Eventually our father would return and normalcy would return in terms of regular meals. We had our arguments with my mother but never did I answer her back disrespectfully. As the urge to rebel, which is a characteristic of adolescence, took over there were tense moments. One time I even fled home for two weeks and became a full time gambler playing cards in a bid to raise money and buy a train ticket to Gulu. Of course that episode ended in an interesting way but the details have to wait.
When I became Makerere Guild President in 1990, she prevailed upon my father to host my entire cabinet and core campaign team members to a massive feast at home. She sent a coaster to ferry us to Jinja. Upon graduating with a law degree she threw me the mother of all parties at Crested Cranes Hotel.
The cake must have had about two dozen tiers shaped like law books with the subjects written on. It was big. An all night affair. In her speech she said my siblings now had no excuse to say they don’t have a role model. They had to excel in whatever field they choose.
Her death saddened me extremely. By then I was in parliament. I did all I could to keep her alive but eventually she succumbed. I made sure she had a befitting send off. She lies at Lacor next to her husband, my father. To date she is the mother I talk about most.
Now back to the tale of my biological mother. Through twists and turns and the pressure I mounted on my father eventually he was persuaded to take me to see my mother. We got into his Land Rover Defender 110 and headed to Isingiro. I was eighteen and a student of Namilyango.
We got lost a number of times, taking wrong turns in the hills of Isingiro but men never forget the paths they tread in the heat of young love. They know where the women who once quickened their pulses reside. We reached my grandparents home. It was very different from Gulu, Bukaya, Bwobo.
The language was also different. My mother hugged me. She broke down in tears saying she thought I was dead! I felt awkward. Here was the woman who carried me in her womb for nine months and later walked away. I could have crawled to the fireplace getting fatally burnt, I could have crawled outside and been overran by a vehicle, anything could have happened.

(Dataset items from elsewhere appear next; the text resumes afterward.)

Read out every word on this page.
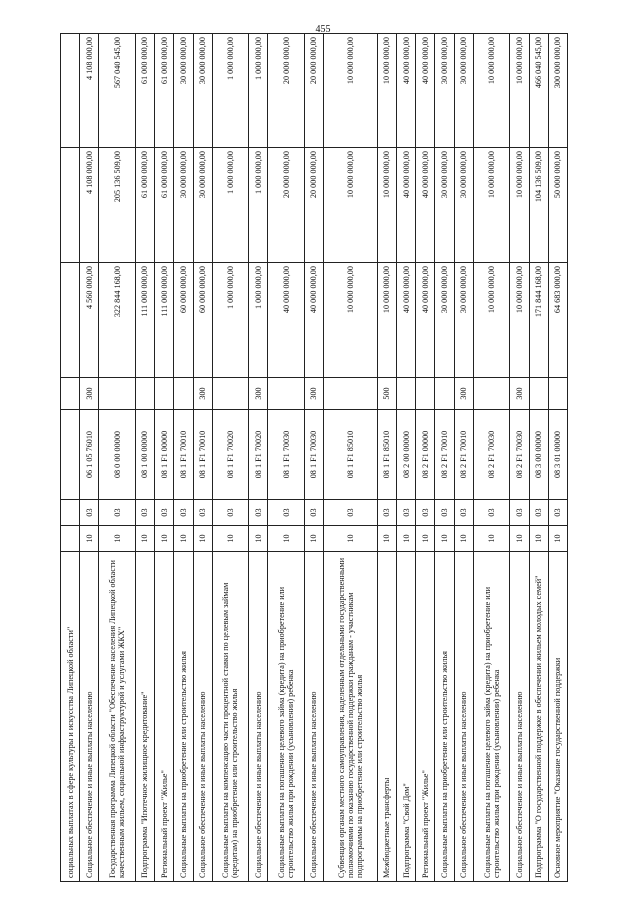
455
социальных выплатах в сфере культуры и искусства Липецкой области"							
Социальное обеспечение и иные выплаты населению	10	03	06 1 05 76010	300	4 560 000,00	4 108 000,00	4 108 000,00
Государственная программа Липецкой области "Обеспечение населения Липецкой области качественным жильем, социальной инфраструктурой и услугами ЖКХ"	10	03	08 0 00 00000		322 844 168,00	205 136 509,00	567 040 545,00
Подпрограмма "Ипотечное жилищное кредитование"	10	03	08 1 00 00000		111 000 000,00	61 000 000,00	61 000 000,00
Региональный проект "Жилье"	10	03	08 1 F1 00000		111 000 000,00	61 000 000,00	61 000 000,00
Социальные выплаты на приобретение или строительство жилья	10	03	08 1 F1 70010		60 000 000,00	30 000 000,00	30 000 000,00
Социальное обеспечение и иные выплаты населению	10	03	08 1 F1 70010	300	60 000 000,00	30 000 000,00	30 000 000,00
Социальные выплаты на компенсацию части процентной ставки по целевым займам (кредитам) на приобретение или строительство жилья	10	03	08 1 F1 70020		1 000 000,00	1 000 000,00	1 000 000,00
Социальное обеспечение и иные выплаты населению	10	03	08 1 F1 70020	300	1 000 000,00	1 000 000,00	1 000 000,00
Социальные выплаты на погашение целевого займа (кредита) на приобретение или строительство жилья при рождении (усыновлении) ребенка	10	03	08 1 F1 70030		40 000 000,00	20 000 000,00	20 000 000,00
Социальное обеспечение и иные выплаты населению	10	03	08 1 F1 70030	300	40 000 000,00	20 000 000,00	20 000 000,00
Субвенции органам местного самоуправления, наделенным отдельными государственными полномочиями по оказанию государственной поддержки гражданам - участникам подпрограммы на приобретение или строительство жилья	10	03	08 1 F1 85010		10 000 000,00	10 000 000,00	10 000 000,00
Межбюджетные трансферты	10	03	08 1 F1 85010	500	10 000 000,00	10 000 000,00	10 000 000,00
Подпрограмма "Свой Дом"	10	03	08 2 00 00000		40 000 000,00	40 000 000,00	40 000 000,00
Региональный проект "Жилье"	10	03	08 2 F1 00000		40 000 000,00	40 000 000,00	40 000 000,00
Социальные выплаты на приобретение или строительство жилья	10	03	08 2 F1 70010		30 000 000,00	30 000 000,00	30 000 000,00
Социальное обеспечение и иные выплаты населению	10	03	08 2 F1 70010	300	30 000 000,00	30 000 000,00	30 000 000,00
Социальные выплаты на погашение целевого займа (кредита) на приобретение или строительство жилья при рождении (усыновлении) ребенка	10	03	08 2 F1 70030		10 000 000,00	10 000 000,00	10 000 000,00
Социальное обеспечение и иные выплаты населению	10	03	08 2 F1 70030	300	10 000 000,00	10 000 000,00	10 000 000,00
Подпрограмма "О государственной поддержке в обеспечении жильем молодых семей"	10	03	08 3 00 00000		171 844 168,00	104 136 509,00	466 040 545,00
Основное мероприятие "Оказание государственной поддержки	10	03	08 3 01 00000		64 683 000,00	50 000 000,00	300 000 000,00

My heart and mind were in turmoil. But like one of my professors used to say, ‘text without context is pretext’. Who was I to judge my mother! What would I have done in her shoes? I found the grace, courage and compassion to tell my mother how grateful I was to see her finally and that I was doing fine thanks to the kindness of so many mothers and other people. I told her I understood.
She looked relieved. Fear and guilt was drowned by forgiveness and the joy around us. She introduced me to everyone as her long lost son. Then she sat down and symbolically carried me on her lap rocking me like a baby. Tears flowed freely from her eyes. That is how I found the courage to forgive my mother and make meaning of a phase in my life that had been a puzzle.
I gave my mother one last hug because we had to leave. As we left Isingiro late afternoon, I tried to make sense of it all. I had met my biological mother. What disturbed me was that there was no real glue between us beyond the fact that she had carried me in her womb, delivered me and cared for me for eight months.
Today I pay tribute to my mother. My biological mother. My real mother. She was only seventeen when she met my father. She remarried and had other children. I have so far managed to trace three of the children from my mother’s womb. I traced one of them all the way in Baghdad, Iraq and finally got to see him when he returned from his tour of duty. I encourage them to come home whenever they can. I love them because they are the only link I have with my mother who died about thirteen years ago. God bless your soul mother.
So, again, Happy Mothers Day! I mean it. All men are a work in progress. Ask your mother, or sister or wife. Every calendar day should be Mothers Day.